Ces 72 millions n'étaient pourtant pas à l'agenda de la fintech française, qui avait encore du cash. "C'est de l'opportunisme", lâche Cyril Chiche. "C'est la première fois que nous n'avons pas eu besoin d'aller voir les fonds. Et les conditions économiques étaient bonnes. Nous avons significativement augmenté la valorisation de l'entreprise", ajoute le dirigeant. Selon nos informations, sa valorisation s'élève à 285 millions d'euros. 

L'année 2020 a été en dents de scie pour Lydia. Le mois de janvier a évidemment été marqué par la levée de fonds. Puis le confinement est arrivée mi-mars, mettant un coup d'arrêt à l'activité de la start-up française, puisque ses utilisateurs n'avaient plus besoin de se rembourser. Une fois le déconfinement sonné, les transactions sont reparties en trombe. Et de nouveaux utilisateurs ont rejoint l'application. A ce jour, Lydia revendique 4,3 millions d'utilisateurs contre 3 millions en début d'année. Environ 150 000 personnes s'inscrivent sur l'application par mois. Selon la fintech, le taux de pénétration de Lydia chez les 18-30 ans s'élève à 30%. Rien d'étonnant puisqu'elle a commencé par cibler les étudiants.

Le volume de transactions réalisée sur l'application a doublé sur l'année, pour passer de 1,5 à 3 milliards d'euros. Difficile de comparer ces données avec ses concurrents Paylib et LyfPay, avares en chiffres. De son côté, Pumpkin ne communique pas son volume de transactions mais revendique 1,3 million d'utilisateurs, quelques semaines après s'être transformée en néobanque.

Du crédit, de l'épargne et de l'investissement

Les applications de paiement mobile cherchent de plus en plus à devenir des "super app" financières à l'image des géants chinois WeChat (1,2 milliard d'utilisateurs mensuels) et Alipay (1 milliard), mais aussi Venmo et Square Cash aux Etats-Unis. "Ces superapp sont de nouvelles banques sans être des banques. Elles distribuent des produits bancaires et détiennent la relation client", souligne Cyril Chiche. Depuis sa création, Lydia ajoute régulièrement des fonctionnalités autour du paiement au quotidien (cagnotte, compte commun, partage d'addition…), dont les dernières sont les virements instantanés vers les banques, les alertes sur comptes et un historique agrégé de tous ses comptes (Lydia et comptes bancaires externes).
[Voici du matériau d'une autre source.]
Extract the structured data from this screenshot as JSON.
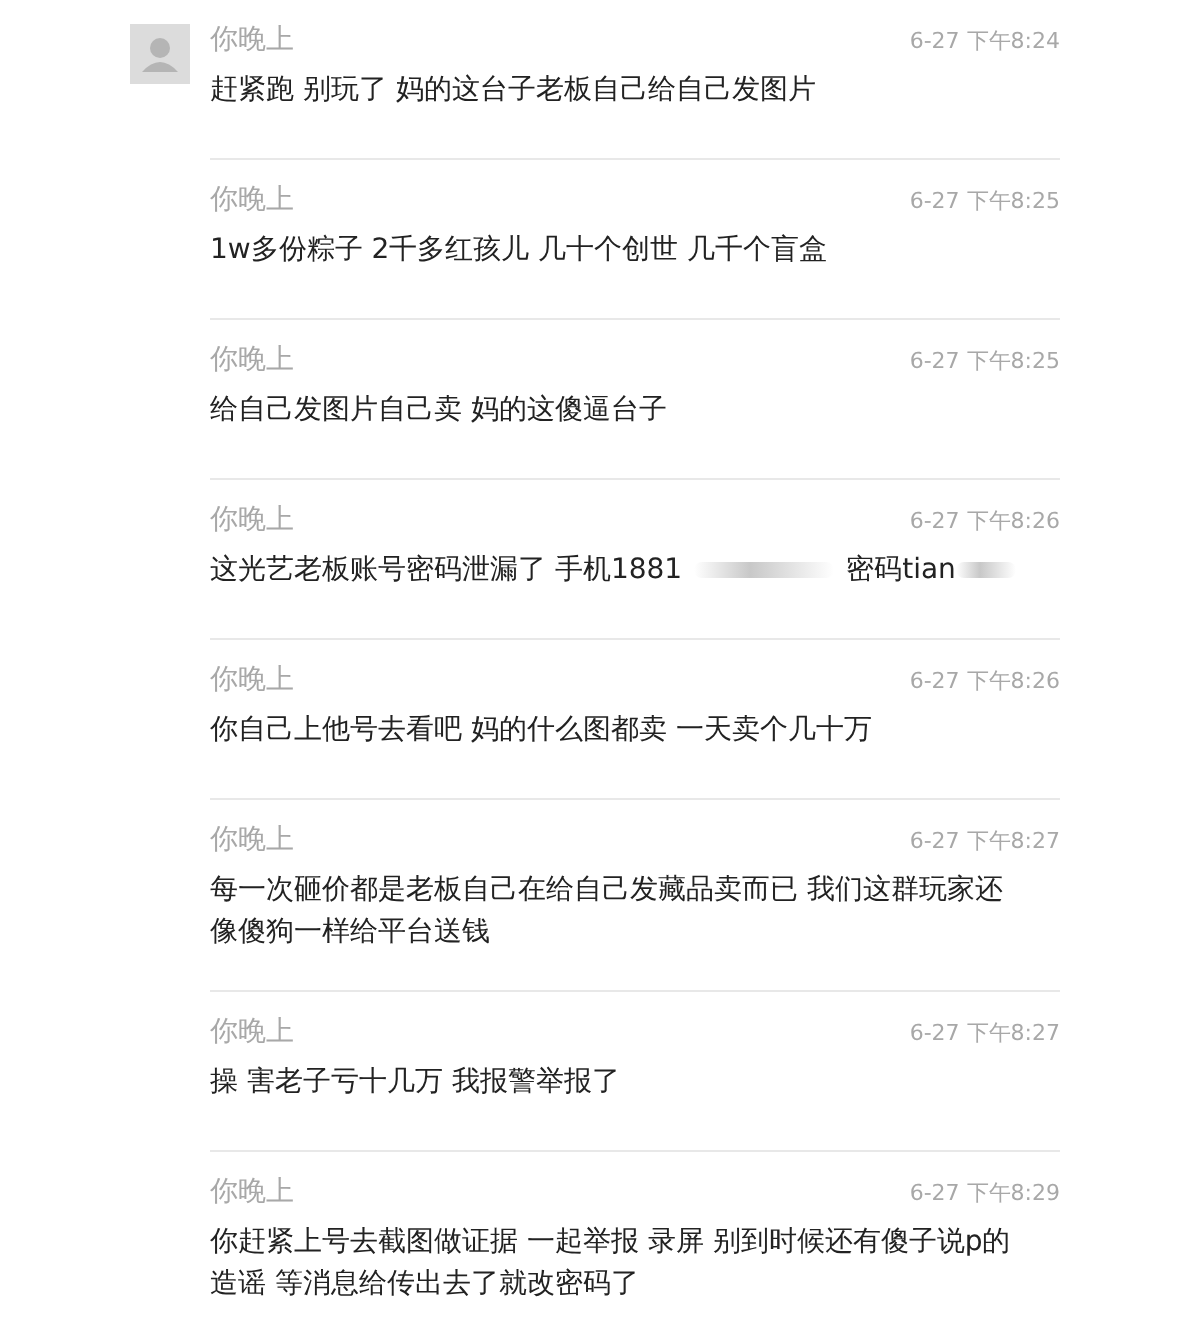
{
  "messages": [
    {
      "has_avatar": true,
      "name": "你晚上",
      "time": "6-27 下午8:24",
      "segments": [
        {
          "kind": "text",
          "text": "赶紧跑 别玩了 妈的这台子老板自己给自己发图片"
        }
      ]
    },
    {
      "has_avatar": false,
      "name": "你晚上",
      "time": "6-27 下午8:25",
      "segments": [
        {
          "kind": "text",
          "text": "1w多份粽子 2千多红孩儿 几十个创世 几千个盲盒"
        }
      ]
    },
    {
      "has_avatar": false,
      "name": "你晚上",
      "time": "6-27 下午8:25",
      "segments": [
        {
          "kind": "text",
          "text": "给自己发图片自己卖 妈的这傻逼台子"
        }
      ]
    },
    {
      "has_avatar": false,
      "name": "你晚上",
      "time": "6-27 下午8:26",
      "segments": [
        {
          "kind": "text",
          "text": "这光艺老板账号密码泄漏了 手机1881"
        },
        {
          "kind": "redacted"
        },
        {
          "kind": "text",
          "text": "密码tian"
        },
        {
          "kind": "redacted"
        }
      ]
    },
    {
      "has_avatar": false,
      "name": "你晚上",
      "time": "6-27 下午8:26",
      "segments": [
        {
          "kind": "text",
          "text": "你自己上他号去看吧 妈的什么图都卖 一天卖个几十万"
        }
      ]
    },
    {
      "has_avatar": false,
      "name": "你晚上",
      "time": "6-27 下午8:27",
      "segments": [
        {
          "kind": "text",
          "text": "每一次砸价都是老板自己在给自己发藏品卖而已 我们这群玩家还像傻狗一样给平台送钱"
        }
      ]
    },
    {
      "has_avatar": false,
      "name": "你晚上",
      "time": "6-27 下午8:27",
      "segments": [
        {
          "kind": "text",
          "text": "操 害老子亏十几万 我报警举报了"
        }
      ]
    },
    {
      "has_avatar": false,
      "name": "你晚上",
      "time": "6-27 下午8:29",
      "segments": [
        {
          "kind": "text",
          "text": "你赶紧上号去截图做证据 一起举报 录屏 别到时候还有傻子说p的造谣 等消息给传出去了就改密码了"
        }
      ]
    }
  ]
}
Et elle sortira dans quelques jours les prélèvements.

La fintech française s'est aussi risquée au crédit avec un mini-prêt instantané élaboré avec Floa (ex-Banque Casino) et récemment un crédit conso avec Younited Credit. Depuis 2018, elle enrichit progressivement "Le marché", sorte de marketplaces de services financiers, avec ses propres produits ou ceux de partenaires comme l'assurance habitation de Luko ou la gestion de contrats de Papernest. Des services d'épargne et investissement viendront compléter cette panoplie dans les mois à venir, grâce à des partenariats. La levée de fonds permettra aussi à Lydia d'investir dans le service client. "C'est un point maltraité par les institutions financières. Je pense qu'on peut faire un écart monstrueux sur ce terrain, comme on l'a fait avec le reste", estime Cyril Chiche, qui évoque un mix entre la tech et l'humain.

"C'est un crève-cœur de ne pas nous lancer au Royaume-Uni"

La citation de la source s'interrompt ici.